２１世紀へ伝えたい超伝導応用技術 ５ 冷凍機伝導冷却式超電導磁石の開発 スイッチポンで超電導，より使い易い超電導磁石を目指して

Abstract

This paper describes the development of a conductive-cooled superconducting magnet that uses no cryogen, such as liquid helium or liquid nitrogen. First, the history of the development is introduced. A conductive-cooled superconducting magnet was realized in the late 1980s for the first time and was commercialized about 10 years ago. The technical points and construction for the magnet are explained. The important points were a 4K-GM cryocooler and an HTS superconducting current lead. A conventional GM cryocooler had not achieved 4K level, but by using magnetic regenerator material, we realized refrigeration at liquid helium temperature. An HTS current lead was used as a current lead between a thermal shield and a superconducting coil. Heat leakage by a superconducting current lead is less than 1/10th by a conventional copper current lead. Heat leakage to the 4K level was then dramatically reduced, and the total thermal load at 4K level becomes low enough for a 4K-GM cryocooler.
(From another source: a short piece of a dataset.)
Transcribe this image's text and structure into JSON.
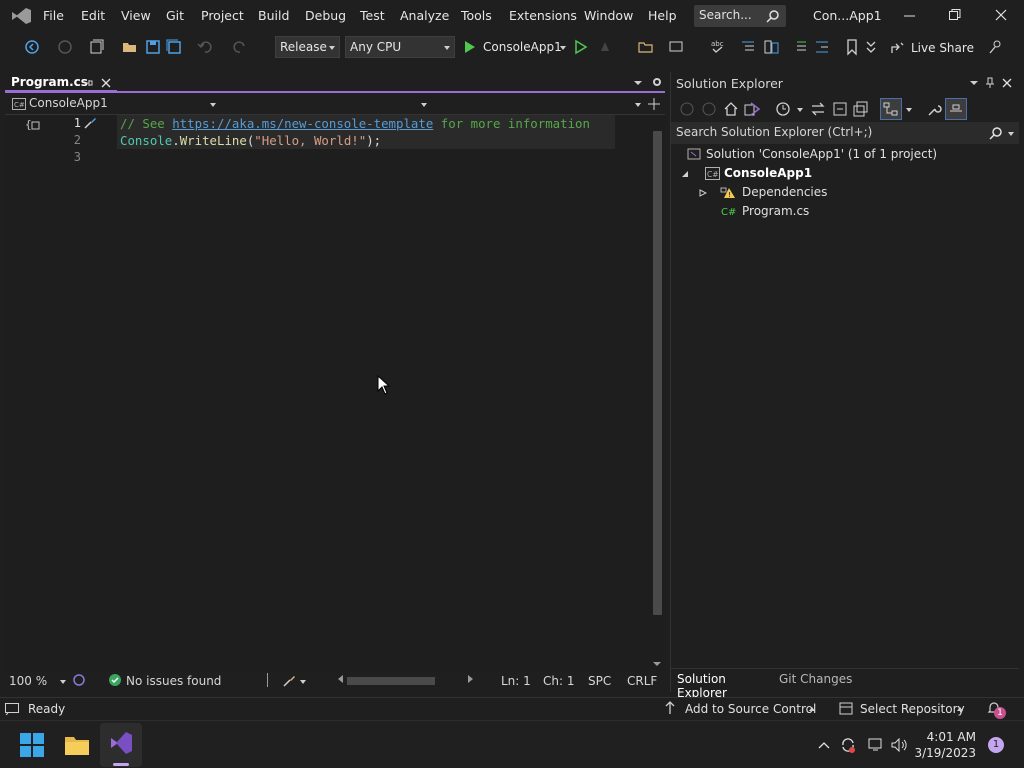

In a conductive-cooled superconducting magnet, a superconducting coil is directly cooled by the second stage of a 4K-GM cryocooler at the 4K level via a good thermal conductive pass. The coil is surrounded by a thermal shield, which is cooled by the first cooling stage at around 50K. A conductive-cooled superconducting magnet has such features as simple operation, small size, and easy access to a magnetic field. Several companies have commercialized a conductive-cooled magnet, and the magnets have been applied not only to research, but also to industrial use, such as MRI, silicon crystal growth, and magnetic separation. The latest R & D and future aspects for a conductive-cooled superconducting magnet are also described.